За что, среди прочего, люблю своё Пущино, так это за множество тропинок. Есть, конечно, и у нас тротуары, и на них даже есть в некоторых местах асфальт, но хочется сойти с них поскорее и айда по тропинкам шуршать, шуршать всласть красным кленовым и жёлтым берёзовым. У нас, кстати, и листья падают медленнее. Не городские. Куда им торопиться. Да и не падает он — летит. Это городской лист торопится упасть, потому что его ждёт злой и похмельный дворник с метлой. А нашего, деревенского, кроме его уже лежащих собратьев, никто не ждёт. Вот он и летит, летит… Иной кленовый лист такие пируэты выделывает, прежде чем приземлиться, — лыжники, которые с трамплина прыгают, отдыхают в травматологии. Теперь лысеть хорошо — за компанию. Опавшие листья везде. Кажется, только в супе их нет… Впрочем, если мелкие, берёзовые, то и в нём… Где-то вдалеке собаки не то ещё лают, не то уже кашляют от холода. Не разобрать. Тучи цвета воронова крыла и вороны цвета туч. И всё мечется, суетится по небу. Тучи так и вовсе в недоумении — то ли последний дождь лить, то ли первый снег сыпать. Точных указаний сверху не поступало — одни слухи, да и те непроверенные. Ну, недолго ждать осталось. Только и успеешь вздохнуть да взгляд оторвать от листа падающего, от птицы улетающей — а уже и Покров на дворе.

* * *

Двадцать седьмое сентября. Не успел кончиться один дождь, как начался другой. В порядке незаживающей очереди.

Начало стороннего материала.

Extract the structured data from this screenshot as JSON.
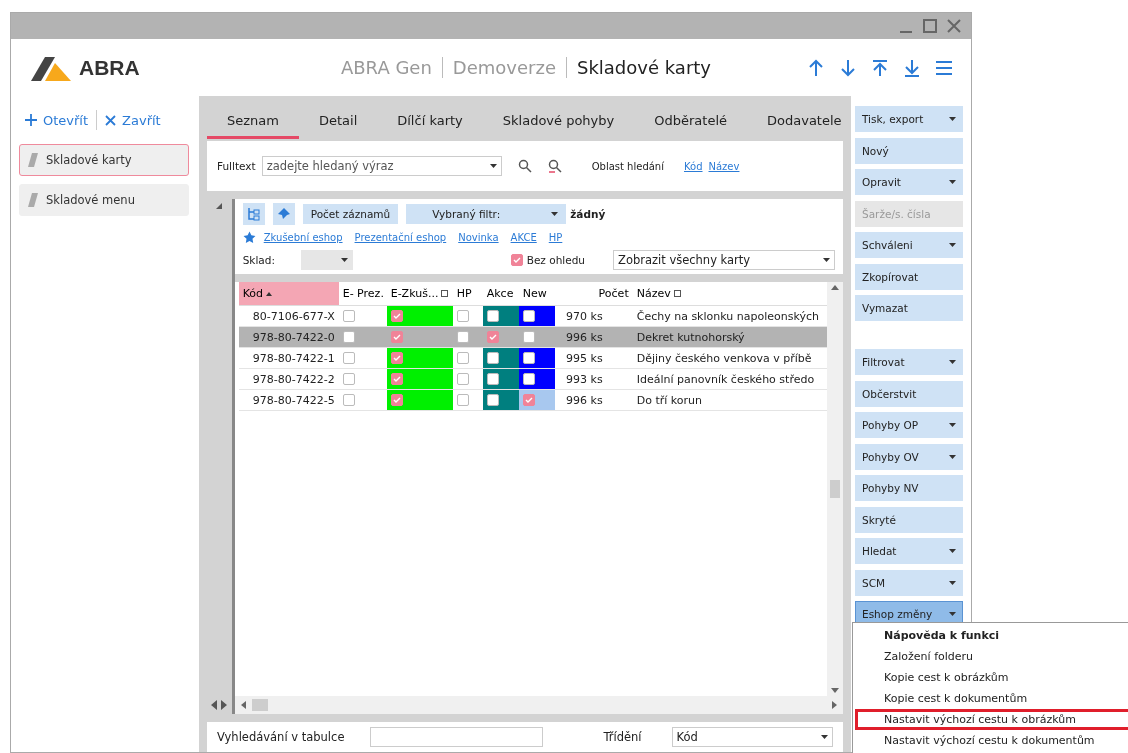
{
  "header": {
    "logo": "ABRA",
    "title_parts": [
      "ABRA Gen",
      "Demoverze",
      "Skladové karty"
    ]
  },
  "nav_actions": [
    "Otevřít",
    "Zavřít"
  ],
  "sidebar": {
    "items": [
      {
        "label": "Skladové karty",
        "selected": true
      },
      {
        "label": "Skladové menu",
        "selected": false
      }
    ]
  },
  "tabs": [
    {
      "label": "Seznam",
      "selected": true
    },
    {
      "label": "Detail",
      "selected": false
    },
    {
      "label": "Dílčí karty",
      "selected": false
    },
    {
      "label": "Skladové pohyby",
      "selected": false
    },
    {
      "label": "Odběratelé",
      "selected": false
    },
    {
      "label": "Dodavatele",
      "selected": false
    }
  ],
  "search": {
    "label": "Fulltext",
    "placeholder": "zadejte hledaný výraz",
    "scope_label": "Oblast hledání",
    "scope_links": [
      "Kód",
      "Název"
    ]
  },
  "filter_bar": {
    "count_button": "Počet záznamů",
    "filter_label": "Vybraný filtr:",
    "filter_value": "žádný",
    "quick_links": [
      "Zkušební eshop",
      "Prezentační eshop",
      "Novinka",
      "AKCE",
      "HP"
    ],
    "store_label": "Sklad:",
    "ignore": {
      "label": "Bez ohledu",
      "checked": true
    },
    "view": "Zobrazit všechny karty"
  },
  "table": {
    "columns": [
      "Kód",
      "E- Prez.",
      "E-Zkuš...",
      "HP",
      "Akce",
      "New",
      "Počet",
      "Název"
    ],
    "rows": [
      {
        "code": "80-7106-677-X",
        "e_prez": false,
        "e_zkus": true,
        "hp": false,
        "akce": false,
        "new": false,
        "count": "970 ks",
        "name": "Čechy na sklonku napoleonských",
        "selected": false
      },
      {
        "code": "978-80-7422-0",
        "e_prez": false,
        "e_zkus": true,
        "hp": false,
        "akce": true,
        "new": false,
        "count": "996 ks",
        "name": "Dekret kutnohorský",
        "selected": true
      },
      {
        "code": "978-80-7422-1",
        "e_prez": false,
        "e_zkus": true,
        "hp": false,
        "akce": false,
        "new": false,
        "count": "995 ks",
        "name": "Dějiny českého venkova v příbě",
        "selected": false
      },
      {
        "code": "978-80-7422-2",
        "e_prez": false,
        "e_zkus": true,
        "hp": false,
        "akce": false,
        "new": false,
        "count": "993 ks",
        "name": "Ideální panovník českého středo",
        "selected": false
      },
      {
        "code": "978-80-7422-5",
        "e_prez": false,
        "e_zkus": true,
        "hp": false,
        "akce": false,
        "new": true,
        "count": "996 ks",
        "name": "Do tří korun",
        "selected": false
      }
    ]
  },
  "bottom": {
    "search_label": "Vyhledávání v tabulce",
    "sort_label": "Třídění",
    "sort_value": "Kód"
  },
  "side_buttons": [
    [
      {
        "label": "Tisk, export",
        "kind": "dropdown",
        "disabled": false,
        "open": false
      },
      {
        "label": "Nový",
        "kind": "plain",
        "disabled": false,
        "open": false
      },
      {
        "label": "Opravit",
        "kind": "dropdown",
        "disabled": false,
        "open": false
      },
      {
        "label": "Šarže/s. čísla",
        "kind": "plain",
        "disabled": true,
        "open": false
      },
      {
        "label": "Schváleni",
        "kind": "dropdown",
        "disabled": false,
        "open": false
      },
      {
        "label": "Zkopírovat",
        "kind": "plain",
        "disabled": false,
        "open": false
      },
      {
        "label": "Vymazat",
        "kind": "plain",
        "disabled": false,
        "open": false
      }
    ],
    [
      {
        "label": "Filtrovat",
        "kind": "dropdown",
        "disabled": false,
        "open": false
      },
      {
        "label": "Občerstvit",
        "kind": "plain",
        "disabled": false,
        "open": false
      },
      {
        "label": "Pohyby OP",
        "kind": "dropdown",
        "disabled": false,
        "open": false
      },
      {
        "label": "Pohyby OV",
        "kind": "dropdown",
        "disabled": false,
        "open": false
      },
      {
        "label": "Pohyby NV",
        "kind": "plain",
        "disabled": false,
        "open": false
      },
      {
        "label": "Skryté",
        "kind": "plain",
        "disabled": false,
        "open": false
      },
      {
        "label": "Hledat",
        "kind": "dropdown",
        "disabled": false,
        "open": false
      },
      {
        "label": "SCM",
        "kind": "dropdown",
        "disabled": false,
        "open": false
      },
      {
        "label": "Eshop změny",
        "kind": "dropdown",
        "disabled": false,
        "open": true
      }
    ]
  ],
  "menu": [
    {
      "label": "Nápověda k funkci",
      "bold": true,
      "highlighted": false
    },
    {
      "label": "Založení folderu",
      "bold": false,
      "highlighted": false
    },
    {
      "label": "Kopie cest k obrázkům",
      "bold": false,
      "highlighted": false
    },
    {
      "label": "Kopie cest k dokumentům",
      "bold": false,
      "highlighted": false
    },
    {
      "label": "Nastavit výchozí cestu k obrázkům",
      "bold": false,
      "highlighted": true
    },
    {
      "label": "Nastavit výchozí cestu k dokumentům",
      "bold": false,
      "highlighted": false
    }
  ]
}
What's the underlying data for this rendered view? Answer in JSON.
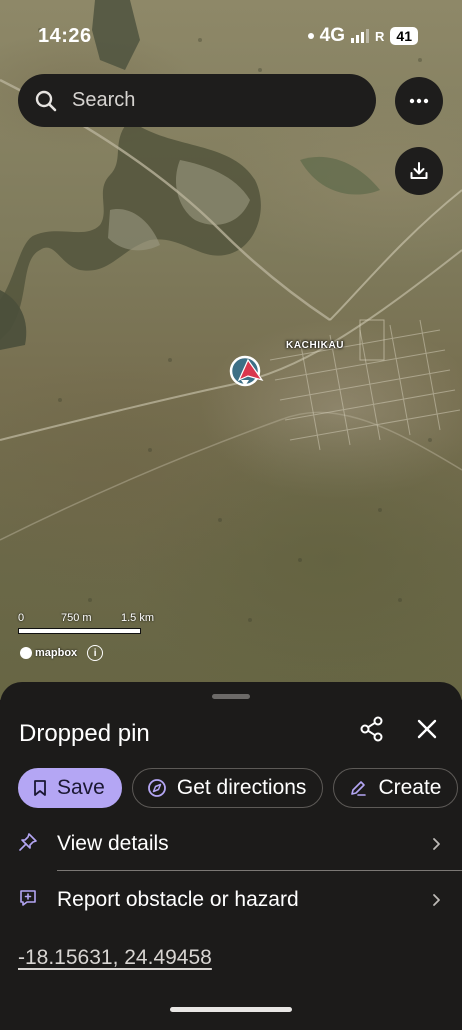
{
  "status_bar": {
    "time": "14:26",
    "network": "4G",
    "roaming": "R",
    "battery": "41"
  },
  "search": {
    "placeholder": "Search",
    "icon": "search-icon"
  },
  "map": {
    "place_label": "KACHIKAU",
    "scale_labels": [
      "0",
      "750 m",
      "1.5 km"
    ],
    "attribution": "mapbox",
    "more_icon": "more-horizontal-icon",
    "download_icon": "download-icon",
    "pin_icon": "dropped-pin-icon",
    "pin_color": "#d9364d",
    "pin_ring_color": "#3d6f86"
  },
  "sheet": {
    "title": "Dropped pin",
    "actions": [
      {
        "label": "Save",
        "icon": "bookmark-icon"
      },
      {
        "label": "Get directions",
        "icon": "compass-icon"
      },
      {
        "label": "Create",
        "icon": "pen-icon"
      }
    ],
    "rows": [
      {
        "label": "View details",
        "icon": "pushpin-icon"
      },
      {
        "label": "Report obstacle or hazard",
        "icon": "report-icon"
      }
    ],
    "coordinates": "-18.15631, 24.49458",
    "accent_color": "#b4a6f4"
  }
}
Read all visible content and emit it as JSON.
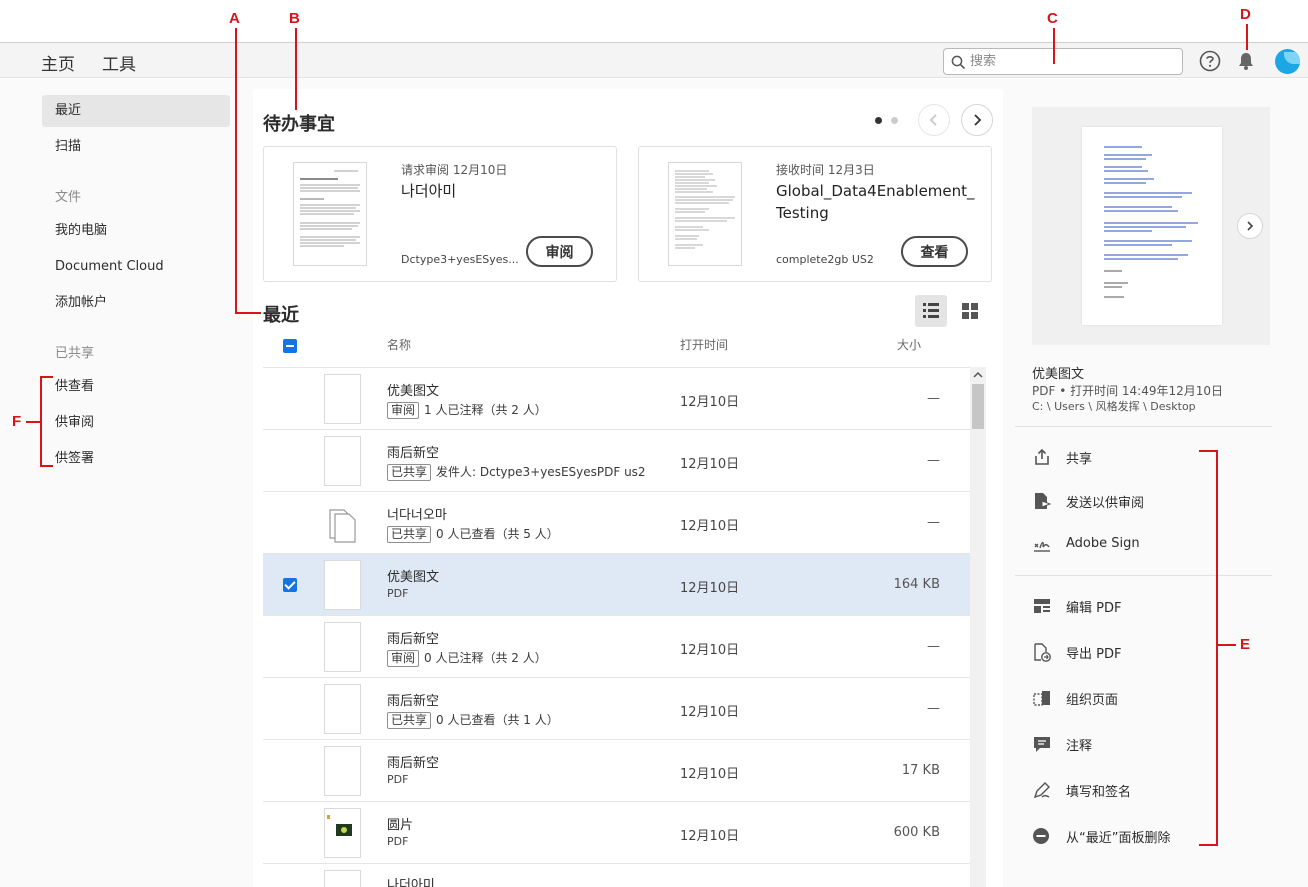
{
  "annotations": {
    "a": "A",
    "b": "B",
    "c": "C",
    "d": "D",
    "e": "E",
    "f": "F"
  },
  "topnav": {
    "home": "主页",
    "tools": "工具"
  },
  "search": {
    "placeholder": "搜索"
  },
  "sidebar": {
    "items": [
      "最近",
      "扫描"
    ],
    "files_heading": "文件",
    "files": [
      "我的电脑",
      "Document Cloud",
      "添加帐户"
    ],
    "shared_heading": "已共享",
    "shared": [
      "供查看",
      "供审阅",
      "供签署"
    ]
  },
  "todo": {
    "title": "待办事宜",
    "cards": [
      {
        "meta": "请求审阅 12月10日",
        "name": "나더아미",
        "sub": "Dctype3+yesESyes...",
        "button": "审阅"
      },
      {
        "meta": "接收时间 12月3日",
        "name": "Global_Data4Enablement_Testing",
        "sub": "complete2gb US2",
        "button": "查看"
      }
    ]
  },
  "recent": {
    "title": "最近",
    "columns": {
      "name": "名称",
      "opened": "打开时间",
      "size": "大小"
    },
    "rows": [
      {
        "name": "优美图文",
        "tag": "审阅",
        "detail": "1 人已注释（共 2 人）",
        "time": "12月10日",
        "size": "—"
      },
      {
        "name": "雨后新空",
        "tag": "已共享",
        "detail": "发件人: Dctype3+yesESyesPDF us2",
        "time": "12月10日",
        "size": "—"
      },
      {
        "name": "너다너오마",
        "tag": "已共享",
        "detail": "0 人已查看（共 5 人）",
        "time": "12月10日",
        "size": "—"
      },
      {
        "name": "优美图文",
        "tag": "",
        "detail": "PDF",
        "time": "12月10日",
        "size": "164 KB"
      },
      {
        "name": "雨后新空",
        "tag": "审阅",
        "detail": "0 人已注释（共 2 人）",
        "time": "12月10日",
        "size": "—"
      },
      {
        "name": "雨后新空",
        "tag": "已共享",
        "detail": "0 人已查看（共 1 人）",
        "time": "12月10日",
        "size": "—"
      },
      {
        "name": "雨后新空",
        "tag": "",
        "detail": "PDF",
        "time": "12月10日",
        "size": "17 KB"
      },
      {
        "name": "圆片",
        "tag": "",
        "detail": "PDF",
        "time": "12月10日",
        "size": "600 KB"
      },
      {
        "name": "나더아미",
        "tag": "",
        "detail": "",
        "time": "",
        "size": ""
      }
    ]
  },
  "details": {
    "title": "优美图文",
    "meta": "PDF • 打开时间 14:49年12月10日",
    "path": "C: \\ Users \\ 风格发挥 \\ Desktop",
    "actions": [
      "共享",
      "发送以供审阅",
      "Adobe Sign",
      "编辑 PDF",
      "导出 PDF",
      "组织页面",
      "注释",
      "填写和签名",
      "从“最近”面板删除"
    ]
  },
  "colors": {
    "accent": "#1473e6",
    "annotation": "#d7141a",
    "selected_row": "#dfe9f5"
  }
}
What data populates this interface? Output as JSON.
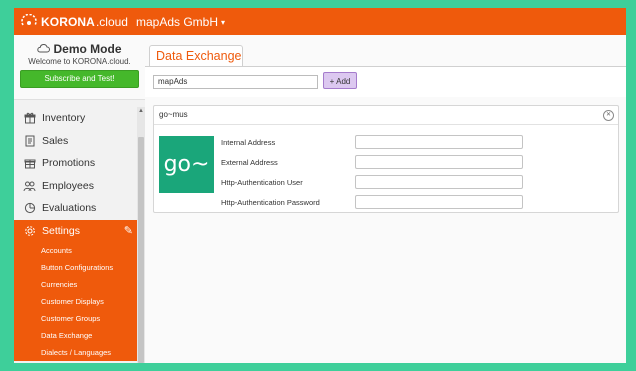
{
  "header": {
    "brand_strong": "KORONA",
    "brand_light": ".cloud",
    "company": "mapAds GmbH",
    "company_caret": "▾"
  },
  "demo": {
    "title": "Demo Mode",
    "subtitle": "Welcome to KORONA.cloud.",
    "button": "Subscribe and Test!"
  },
  "menu": {
    "items": [
      {
        "label": "Inventory"
      },
      {
        "label": "Sales"
      },
      {
        "label": "Promotions"
      },
      {
        "label": "Employees"
      },
      {
        "label": "Evaluations"
      },
      {
        "label": "Settings"
      }
    ],
    "settings_sub": [
      "Accounts",
      "Button Configurations",
      "Currencies",
      "Customer Displays",
      "Customer Groups",
      "Data Exchange",
      "Dialects / Languages"
    ]
  },
  "main": {
    "tab": "Data Exchange",
    "search_value": "mapAds",
    "add_button": "+ Add",
    "card": {
      "title": "go~mus",
      "logo_text": "go~",
      "fields": [
        {
          "label": "Internal Address",
          "value": ""
        },
        {
          "label": "External Address",
          "value": ""
        },
        {
          "label": "Http-Authentication User",
          "value": ""
        },
        {
          "label": "Http-Authentication Password",
          "value": ""
        }
      ]
    }
  },
  "colors": {
    "accent": "#ef5a0c",
    "background": "#3ecf9a",
    "logo_bg": "#1aa67a",
    "subscribe": "#45b82b",
    "add_button": "#dcc8f0"
  }
}
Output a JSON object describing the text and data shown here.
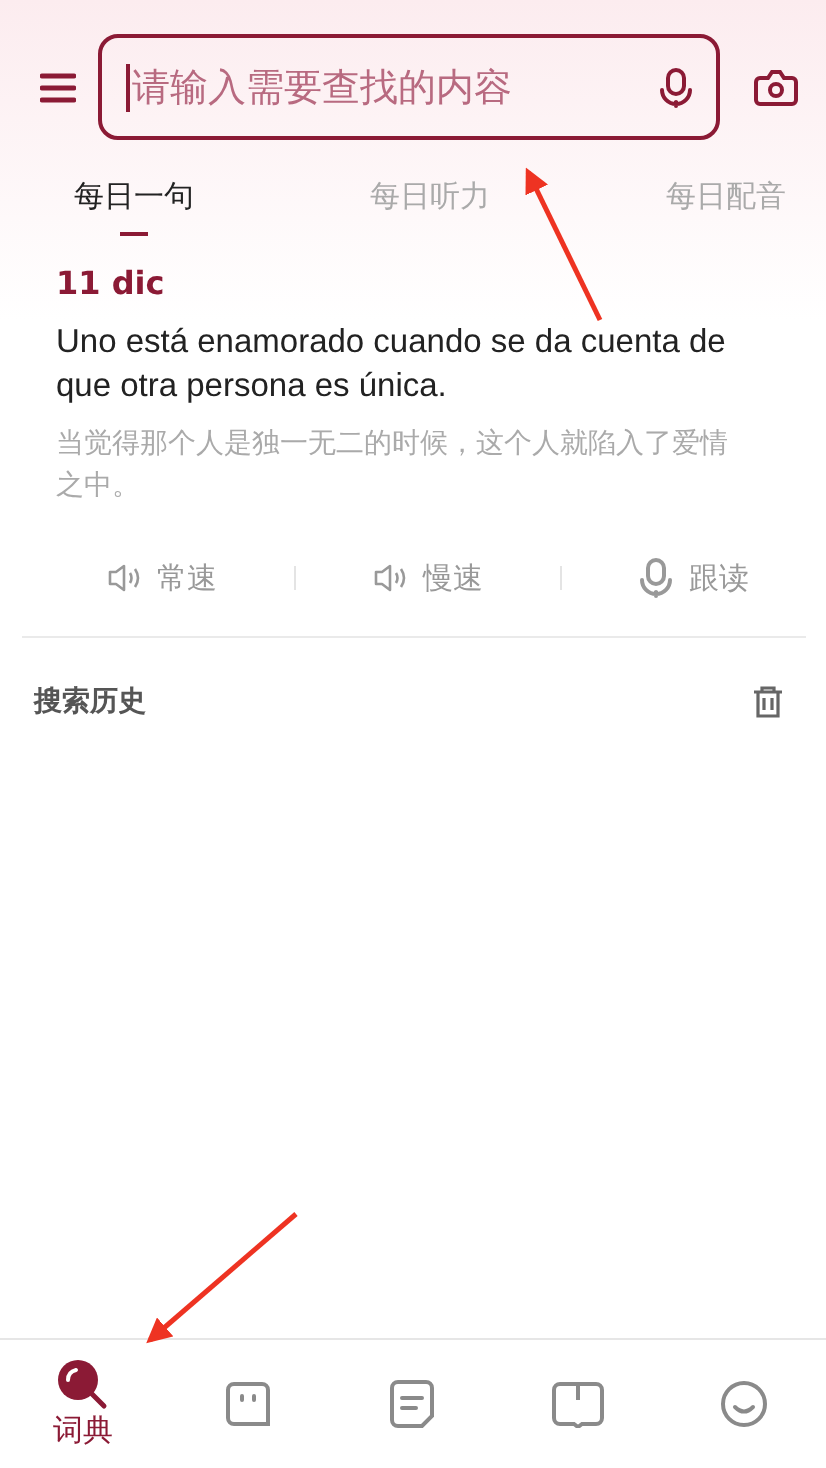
{
  "search": {
    "placeholder": "请输入需要查找的内容"
  },
  "tabs": [
    {
      "label": "每日一句",
      "selected": true
    },
    {
      "label": "每日听力",
      "selected": false
    },
    {
      "label": "每日配音",
      "selected": false
    }
  ],
  "daily": {
    "date": "11 dic",
    "sentence": "Uno está enamorado cuando se da cuenta de que otra persona es única.",
    "translation": "当觉得那个人是独一无二的时候，这个人就陷入了爱情之中。",
    "actions": [
      {
        "kind": "speaker",
        "label": "常速"
      },
      {
        "kind": "speaker",
        "label": "慢速"
      },
      {
        "kind": "mic",
        "label": "跟读"
      }
    ]
  },
  "history": {
    "title": "搜索历史"
  },
  "nav": [
    {
      "kind": "dictionary",
      "label": "词典",
      "selected": true
    },
    {
      "kind": "chat",
      "selected": false
    },
    {
      "kind": "note",
      "selected": false
    },
    {
      "kind": "book",
      "selected": false
    },
    {
      "kind": "smile",
      "selected": false
    }
  ]
}
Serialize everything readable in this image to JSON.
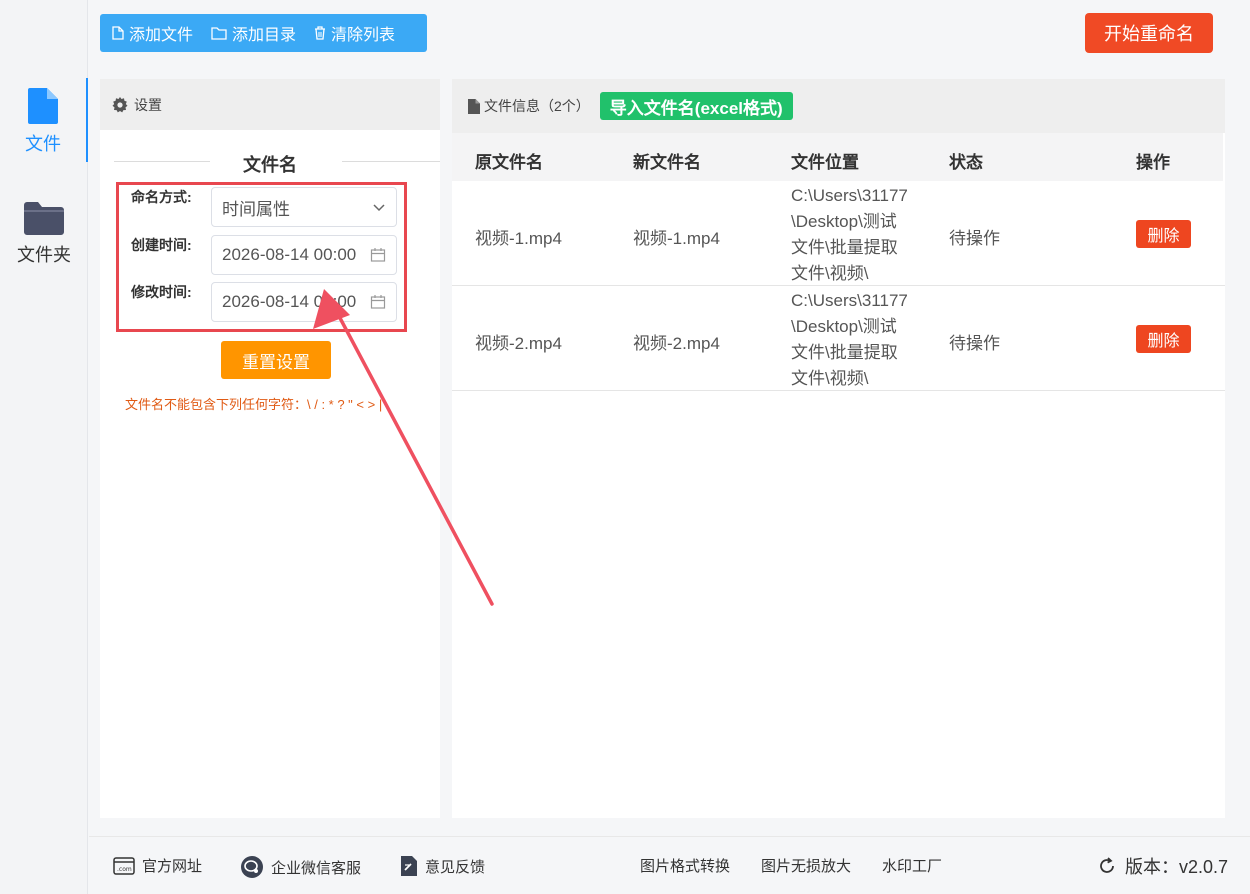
{
  "nav": {
    "file_label": "文件",
    "folder_label": "文件夹"
  },
  "toolbar": {
    "add_file": "添加文件",
    "add_dir": "添加目录",
    "clear_list": "清除列表",
    "start": "开始重命名"
  },
  "settings": {
    "title": "设置",
    "section": "文件名",
    "naming_label": "命名方式:",
    "naming_value": "时间属性",
    "create_label": "创建时间:",
    "create_value": "2026-08-14 00:00",
    "modify_label": "修改时间:",
    "modify_value": "2026-08-14 00:00",
    "reset": "重置设置",
    "warning": "文件名不能包含下列任何字符：\\ / : * ? \" < > |"
  },
  "files": {
    "title": "文件信息（2个）",
    "import_btn": "导入文件名(excel格式)",
    "columns": [
      "原文件名",
      "新文件名",
      "文件位置",
      "状态",
      "操作"
    ],
    "rows": [
      {
        "orig": "视频-1.mp4",
        "new": "视频-1.mp4",
        "path": "C:\\Users\\31177\\Desktop\\测试文件\\批量提取文件\\视频\\",
        "status": "待操作",
        "action": "删除"
      },
      {
        "orig": "视频-2.mp4",
        "new": "视频-2.mp4",
        "path": "C:\\Users\\31177\\Desktop\\测试文件\\批量提取文件\\视频\\",
        "status": "待操作",
        "action": "删除"
      }
    ]
  },
  "footer": {
    "site": "官方网址",
    "wechat": "企业微信客服",
    "feedback": "意见反馈",
    "img_convert": "图片格式转换",
    "img_enlarge": "图片无损放大",
    "watermark": "水印工厂",
    "version": "版本：v2.0.7"
  },
  "colors": {
    "accent_blue": "#3ba9f5",
    "start_red": "#f04a25",
    "import_green": "#21c16b",
    "reset_orange": "#ff9500",
    "annotation_red": "#e8474f"
  }
}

Пронизанная ветром старушка и пронизанная ветром кошка в пронизанной ветром сумке старушки. И все до самых костей. Старушка, кошка, сумка. Труба городской котельной поутру распорола пять облаков. Просто в клочья. Слишком низко нависли. Места им уже не хватает — вот и нависают ниже некуда. Сейчас такое время: все кто может — на юг. И они тоже. Столпились и ждут попутного ветра. А тот и в ус себе не дует. Шарахается по улицам и переулкам. Прикуривать мешает, неприличное насвистывает в уши прохожим. Мужчины только посмеиваются, а женщины детишек по домам загоняют, чтоб не слушали. Детишки всё равно слушают, но это не большая беда — у них через другое ухо быстро вылетает. Если, конечно, им родители его чистят регулярно. А нет, так в голове остаётся и гуляет допоздна. По утрам, спросонок, зеваешь всё длиннее и длиннее. Но это ещё ничего. Вот к декабрю придётся начинать зевать ещё ночью, чтобы на работу вовремя успеть. Огурцы и помидоры попрятались в банки. Грибы ещё не спрятались, но кто им виноват? Кто заставлял расти в таком количестве? Капуста свежа, беззаботна и весела, но того и гляди начнёт кваситься. Мелочь выстуживает кошелёк. Одеяла и носки начали толстеть и покрываться шерстью. Мёрзнут кончики. Пока только они. Батареи ночами урчат на пустой желудок. Бархатный сезон уступает место отопительному.